Most manufacturers in Europe came too late to the electric vehicle party and inevitably face massive fines for 2020 and 2021. According to a report from investment researcher Jefferies last year, the auto industry faces fines totalling 32 billion euros ($36 billion), twice its estimated annual profits, and will be forced to raise prices up to 10%.

EU CO2 emission standards tighten in 2025 and again in 2030, when average fuel consumption must hit 92 miles per U.S. gallon. This process is so harsh, it is possible less competent manufacturers may be forced into bankruptcy.

Big bucks
Many European carmakers, mainly the German ones, have made big bucks in China, and sales there have now slumped asa the market weakened. But it’s the coronavirus which is the straw that might break the camel’s back. The impact of the virus threatens to not only knock the already weakening Chinese market sideways, but also to disrupt supply chains of crucial components around the automotive globe.

Many observers had expected a final nail in the coffin in the shape of the cancellation of the Geneva show, as the coronavirus impact focussed in on Switzerland, but by Wednesday, the show’s organizers were adamant that it would go ahead.

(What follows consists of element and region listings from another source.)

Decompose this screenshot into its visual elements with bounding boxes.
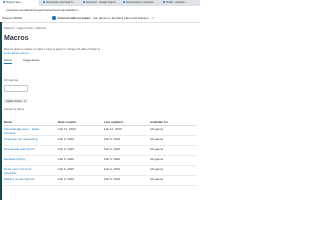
last-updated: Feb 17, 2020 [104, 127, 122, 131]
filter-chip-label: Status: Active [6, 99, 22, 103]
filter-input[interactable] [4, 85, 28, 92]
browser-tab-label: Keyboard - Google Search [86, 1, 116, 4]
browser-tab-label: Profile - Zendesk ... [166, 1, 188, 4]
browser-tab-label: Keyboarding in Zendesk... [126, 1, 156, 4]
tab-bar: Active Suggestions [4, 58, 50, 64]
macro-name[interactable]: Escalate priority [4, 157, 44, 161]
sort-note: Sorted by Name [4, 107, 25, 111]
browser-tab-label: Support Vani... [6, 1, 23, 4]
close-icon[interactable]: ✕ [152, 16, 155, 20]
learn-more-link[interactable]: Learn about macros [4, 51, 29, 55]
last-updated: Feb 9, 2020 [104, 157, 121, 161]
date-created: Feb 9, 2020 [58, 167, 75, 171]
date-created: Feb 9, 2020 [58, 137, 75, 141]
favicon-icon [3, 1, 5, 4]
filter-chip[interactable]: Status: Active ✕ [4, 99, 28, 104]
date-created: Feb 9, 2020 [58, 157, 75, 161]
last-updated: Feb 9, 2020 [104, 177, 121, 181]
app-header: Support ZD001 Connect with an expert · G… [0, 14, 200, 23]
chat-icon [52, 16, 56, 20]
favicon-icon [163, 1, 165, 4]
macro-name[interactable]: Acknowledgement – ticket received [4, 127, 44, 135]
last-updated: Feb 9, 2020 [104, 147, 121, 151]
available-for: All agents [150, 167, 164, 171]
tab-suggestions[interactable]: Suggestions [23, 58, 40, 62]
available-for: All agents [150, 157, 164, 161]
brand-name: Support ZD001 [2, 15, 23, 20]
macro-name[interactable]: Customer not responding [4, 137, 44, 141]
date-created: Feb 17, 2020 [58, 127, 76, 131]
promo-banner[interactable]: Connect with an expert · Get advice to Z… [52, 16, 154, 20]
last-updated: Feb 9, 2020 [104, 137, 121, 141]
available-for: All agents [150, 177, 164, 181]
breadcrumb[interactable]: Support > Agent tools > Macros [4, 26, 46, 30]
last-updated: Feb 9, 2020 [104, 167, 121, 171]
available-for: All agents [150, 147, 164, 151]
date-created: Feb 9, 2020 [58, 147, 75, 151]
tab-active[interactable]: Active [4, 58, 13, 64]
favicon-icon [43, 1, 45, 4]
macro-name[interactable]: Need more info from requester [4, 167, 44, 175]
macro-name[interactable]: Waiting on internal info [4, 177, 44, 181]
available-for: All agents [150, 137, 164, 141]
macro-count: 18 macros [4, 78, 19, 82]
promo-title: Connect with an expert [57, 16, 91, 20]
available-for: All agents [150, 127, 164, 131]
browser-tab-label: Automation | Zendesk S... [46, 1, 75, 4]
macro-name[interactable]: Downgrade and inform [4, 147, 44, 151]
table-row[interactable]: Waiting on internal info Feb 9, 2020 Feb… [4, 175, 196, 186]
date-created: Feb 9, 2020 [58, 177, 75, 181]
url-text: ...zendesk.com/admin/support/views?sort=… [4, 8, 81, 12]
close-icon[interactable]: ✕ [24, 100, 26, 103]
page-title: Macros [4, 35, 29, 42]
nav-rail [0, 22, 2, 200]
favicon-icon [123, 1, 125, 4]
favicon-icon [83, 1, 85, 4]
promo-text: · Get advice to Zendesk plans and featur… [90, 16, 149, 20]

Even so, it will be a shade of its former self as many big manufacturers have already pulled out.

No shows include Cadillac, Ford, Jaguar, Lamborghini, Land Rover, Mitsubishi, Nissan, Peugeot, Citroen, Opel, Vauxhall, Subaru, Tata, Tesla, and Volvo. But these decliners had already decided to miss Geneva months ago, because even the other traditional big car shows like Detroit, and biennial Frankfurt and Paris, have lost their lustre because of the expense, and having been undermined by more effective ways of marketing. Now only companies with a brand new vehicle to hype will bother to pay the huge cost of attendance.

Not everybody is saying the sky is falling on the European auto industry.

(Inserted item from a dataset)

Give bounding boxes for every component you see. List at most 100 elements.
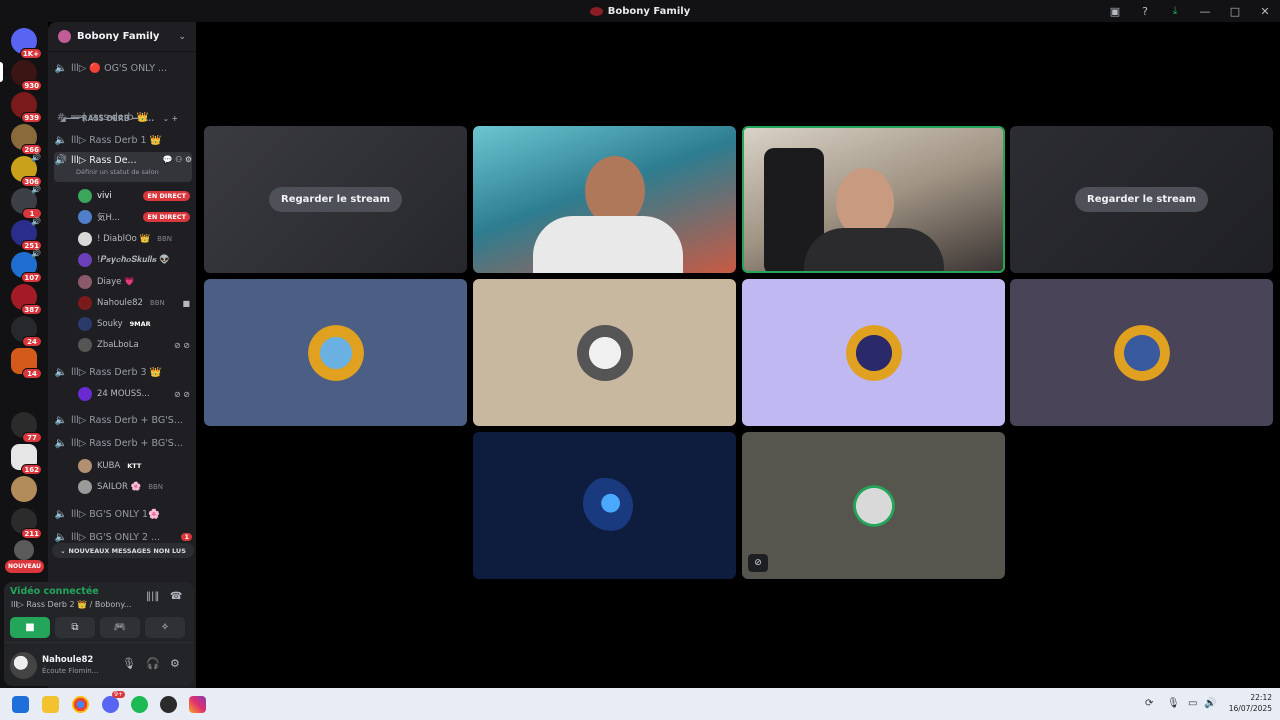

David Bailey, Professor of Business Economics at the Birmingham Business School, reminds us that despite all the bad news, the long-term future of the automotive industry will be positive, as it transforms itself from traditional ICE and embraces the electric age.

Regulation driven
“I know we’ve heard all this before, but 2020 really is a big year for electric cars. We will see more change in the next 15 years than in the previous 100. Admittedly this is driven by EU regulations, but considerable technical change is coming. In my view we are in year zero of the transformation of the motor industry,” Bailey said.

New electric cars at the show include the Fiat 500 EV, BMW i4 and Renault subsidiary Dacia’s EV. Mainstream ICE debutants are the Hyundai i20 small hatchback, Kia Sorento SUV, Mercedes E class sedan, and a small SUV from Toyota.



Bailey conceded that the industry is a long way off a tipping point when electric vehicles dominate traditional ones, but battery costs are falling as manufacturers scale up production. Bailey doesn’t expect any corporate fatalities as EU CO2 rules tighten. There will be more mega mergers, like the one currently being worked out by Groupe PSA of France and Fiat Chrysler Automobiles. Expect more collaboration to cut costs.

Professor Ferdinand Dudenhoeffer, director of Germany’s Center for Automotive Research (CAR), tries hard to find some positives, and sees some.

“The climate in Geneva will be frosty, not to say extremely frosty. The coronavirus has paralyzed the world’s most important car market, China. The global economic situation and the situation in the auto industry are characterized by high risks,” Dudenhoeffer said.

“Everything could have gone so well for Geneva as electromobility is kicking off in Europe this year, but the missing exhibitors take away the show’s lustre. The exhibition halls will have to be padded with bistro stands, tier manufacturers and old-timer replicas in order to cover up the empty impression,” Dudenhoeffer said.

Germany in danger
Problems in China are especially dangerous for the German industry, which earns about 40% of its profits there.

“This makes clear that 2020 will be a very difficult year for the German industry,” he said. 

Even if the show goes ahead, there is the possibility that climate change protest group Extinction Rebellion might be planning a visit. The group put on demonstrations at last month’s Brussels auto show.